The sheer volume of data generated by today's commercial and academic institutions has created a storage crisis for information technology (IT) managers and administrators. Although larger-capacity disk drives absorb part of the growing data load, connecting the requisite number of disks to file and application servers by traditional means has become increasingly difficult. Providing the bandwidth to keep up with the users' requests for data is also a continual challenge, as are allocating sufficient time and bandwidth for backing up data to tape. These issues are stressing the capabilities of storage infrastructures that have been in place for the past 20 years and are giving rise to new solutions outside the boundaries of traditional server/storage connectivity.
This book is intended for IT managers, administrators, consultants, and technical staff responsible for data storage and considering Fibre Channel SANs as a means to resolve bandwidth, capacity, and management issues. Storage area networking represents a major shift from previous storage models, since it introduces new networking products and concepts between servers and storage. The text does not assume prior knowledge of networking concepts and discusses the most essential aspects of networking as they apply to SANs. In addition to storage and server administrators, networking professionals who use SANs as an extension of the local and wide area enterprise network may also find value in this book. For these readers, discussions of basic server and storage concepts should assist in bridging the gap between networking and storage worlds.
Fibre Channel is a standards-based architecture that provides gigabit speeds, long distances, and support for millions of devices in an extended network. Fibre Channel has become synonymous with storage area networking, due to its support of the protocols most optimized for moving data to and from disk and its inherent networking capabilities. Although SAN "fossils" can be found in older mainframe and minicomputer environments, the concept of storage networking (and the acronym SAN itself) did not enter mainstream consciousness until Fibre Channel products appeared in the market. Organization of This Book
This book highlights the attributes of Fibre Channel technology as embodied by useful products and explores the various topologies that are available to build SANs for specific application needs. The first two chapters establish a foundation for understanding the profound change that networking brings to the traditional storage paradigm. Chapters 3 and 4 have more technical content for readers desiring a glimpse into the inner workings of the Fibre Channel architecture. Capabilities of various SAN building blocks are discussed in Chapter 5 so that the reader can place them into a coherent and effective design. Since in the real world, no installation is flawless, Chapter 6 describes basic problem-isolation techniques, as well as methods that facilitate day-to-day operations. Chapter 7 gives an overview of SAN management, including network and volume management. Chapter 8 presents examples of Fibre Channel SAN configurations for video, prepress, tape backup, and other applications and explains the selection of SAN components based on bandwidth, distance, and redundancy requirements. The text concludes with a brief discussion of future trends in Fibre Channel SAN technology.

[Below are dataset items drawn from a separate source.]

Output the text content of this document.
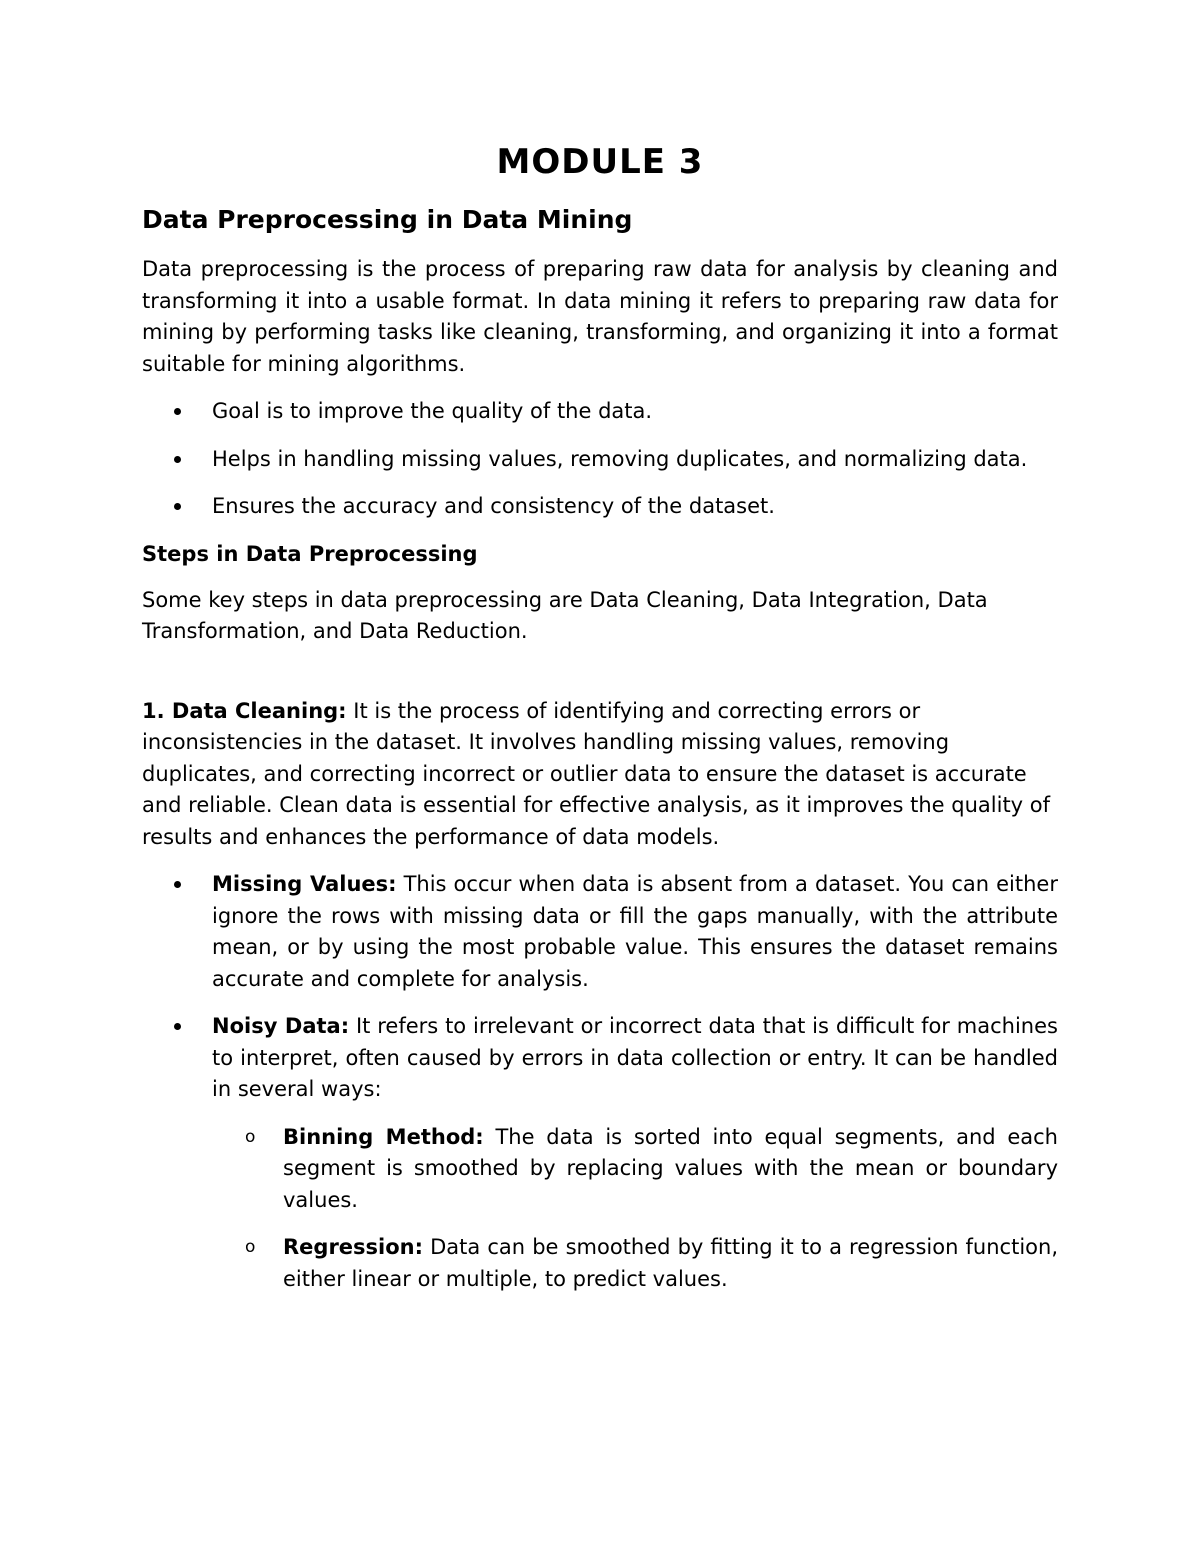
MODULE 3
Data Preprocessing in Data Mining

Data preprocessing is the process of preparing raw data for analysis by cleaning and transforming it into a usable format. In data mining it refers to preparing raw data for mining by performing tasks like cleaning, transforming, and organizing it into a format suitable for mining algorithms.

Goal is to improve the quality of the data.
Helps in handling missing values, removing duplicates, and normalizing data.
Ensures the accuracy and consistency of the dataset.
Steps in Data Preprocessing

Some key steps in data preprocessing are Data Cleaning, Data Integration, Data Transformation, and Data Reduction.

1. Data Cleaning: It is the process of identifying and correcting errors or inconsistencies in the dataset. It involves handling missing values, removing duplicates, and correcting incorrect or outlier data to ensure the dataset is accurate and reliable. Clean data is essential for effective analysis, as it improves the quality of results and enhances the performance of data models.

Missing Values: This occur when data is absent from a dataset. You can either ignore the rows with missing data or fill the gaps manually, with the attribute mean, or by using the most probable value. This ensures the dataset remains accurate and complete for analysis.
Noisy Data: It refers to irrelevant or incorrect data that is difficult for machines to interpret, often caused by errors in data collection or entry. It can be handled in several ways:
o	Binning Method: The data is sorted into equal segments, and each segment is smoothed by replacing values with the mean or boundary values.
o	Regression: Data can be smoothed by fitting it to a regression function, either linear or multiple, to predict values.
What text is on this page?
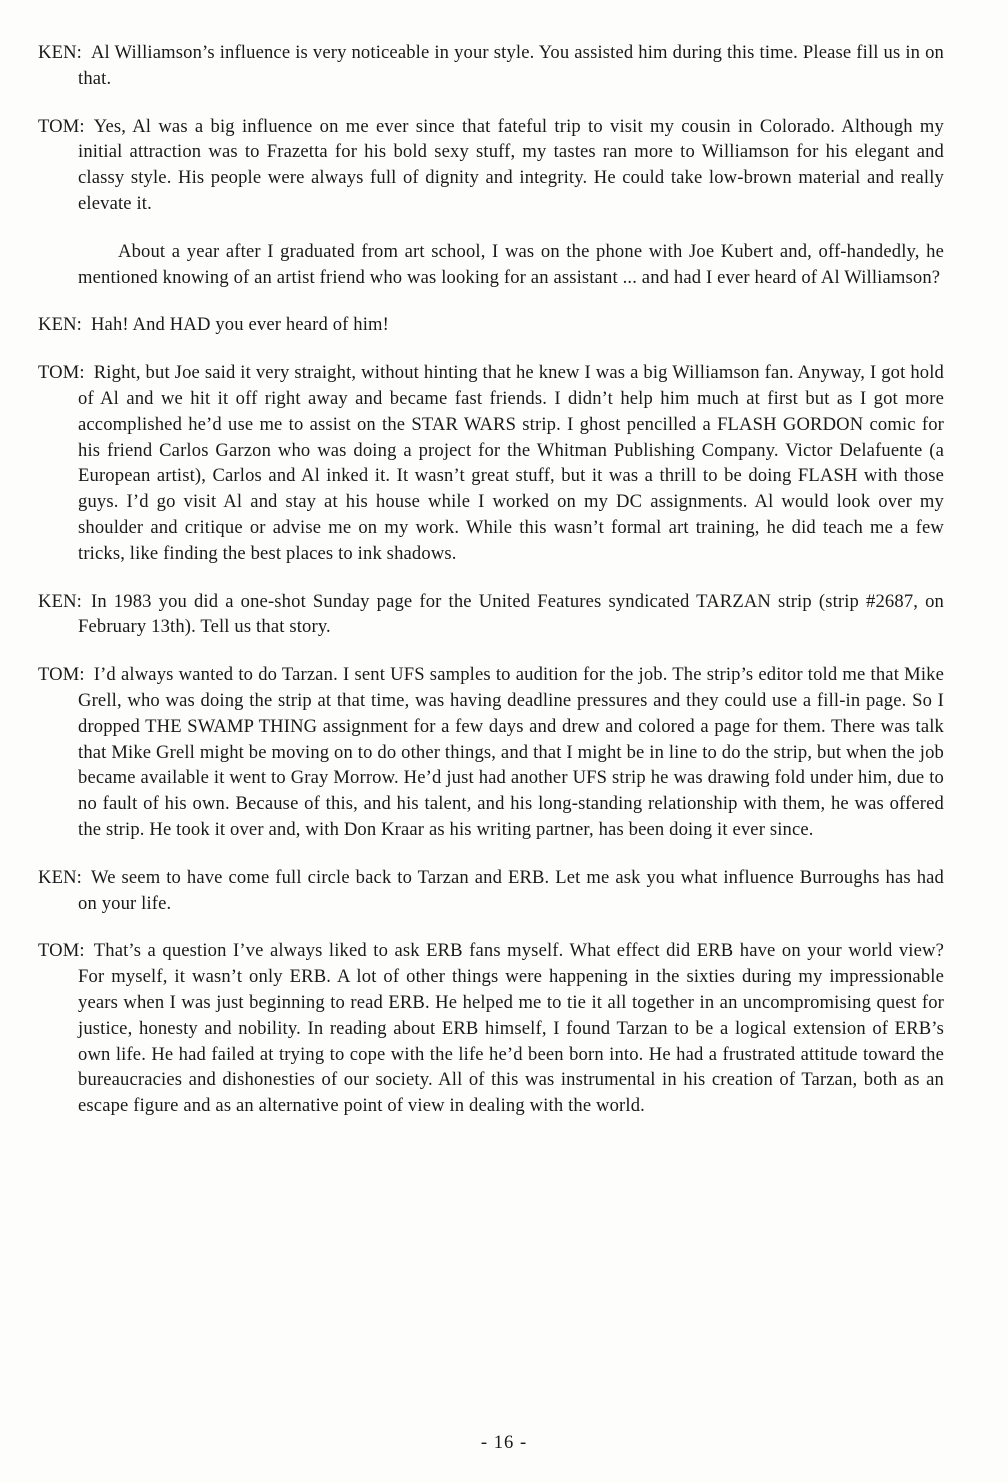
KEN: Al Williamson’s influence is very noticeable in your style. You assisted him during this time. Please fill us in on that.

TOM: Yes, Al was a big influence on me ever since that fateful trip to visit my cousin in Colorado. Although my initial attraction was to Frazetta for his bold sexy stuff, my tastes ran more to Williamson for his elegant and classy style. His people were always full of dignity and integrity. He could take low-brown material and really elevate it.

About a year after I graduated from art school, I was on the phone with Joe Kubert and, off-handedly, he mentioned knowing of an artist friend who was looking for an assistant ... and had I ever heard of Al Williamson?

KEN: Hah! And HAD you ever heard of him!

TOM: Right, but Joe said it very straight, without hinting that he knew I was a big Williamson fan. Anyway, I got hold of Al and we hit it off right away and became fast friends. I didn’t help him much at first but as I got more accomplished he’d use me to assist on the STAR WARS strip. I ghost pencilled a FLASH GORDON comic for his friend Carlos Garzon who was doing a project for the Whitman Publishing Company. Victor Delafuente (a European artist), Carlos and Al inked it. It wasn’t great stuff, but it was a thrill to be doing FLASH with those guys. I’d go visit Al and stay at his house while I worked on my DC assignments. Al would look over my shoulder and critique or advise me on my work. While this wasn’t formal art training, he did teach me a few tricks, like finding the best places to ink shadows.

KEN: In 1983 you did a one-shot Sunday page for the United Features syndicated TARZAN strip (strip #2687, on February 13th). Tell us that story.

TOM: I’d always wanted to do Tarzan. I sent UFS samples to audition for the job. The strip’s editor told me that Mike Grell, who was doing the strip at that time, was having deadline pressures and they could use a fill-in page. So I dropped THE SWAMP THING assignment for a few days and drew and colored a page for them. There was talk that Mike Grell might be moving on to do other things, and that I might be in line to do the strip, but when the job became available it went to Gray Morrow. He’d just had another UFS strip he was drawing fold under him, due to no fault of his own. Because of this, and his talent, and his long-standing relationship with them, he was offered the strip. He took it over and, with Don Kraar as his writing partner, has been doing it ever since.

KEN: We seem to have come full circle back to Tarzan and ERB. Let me ask you what influence Burroughs has had on your life.

TOM: That’s a question I’ve always liked to ask ERB fans myself. What effect did ERB have on your world view? For myself, it wasn’t only ERB. A lot of other things were happening in the sixties during my impressionable years when I was just beginning to read ERB. He helped me to tie it all together in an uncompromising quest for justice, honesty and nobility. In reading about ERB himself, I found Tarzan to be a logical extension of ERB’s own life. He had failed at trying to cope with the life he’d been born into. He had a frustrated attitude toward the bureaucracies and dishonesties of our society. All of this was instrumental in his creation of Tarzan, both as an escape figure and as an alternative point of view in dealing with the world.

- 16 -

Although the discussions of Fibre Channel products and storage management applications in this text are vendor-neutral (Web sites of vendors for specific product lines are listed in Appendix B), the reader will not mistake the general tone of Fibre Channel advocacy throughout the work. It is difficult to be completely impartial about a technology that resolves so many real and pressing problems, especially when few viable alternatives exist. Fibre Channel SANs will not satisfy every data storage requirement but will, with proper design and implementation, address the majority of them.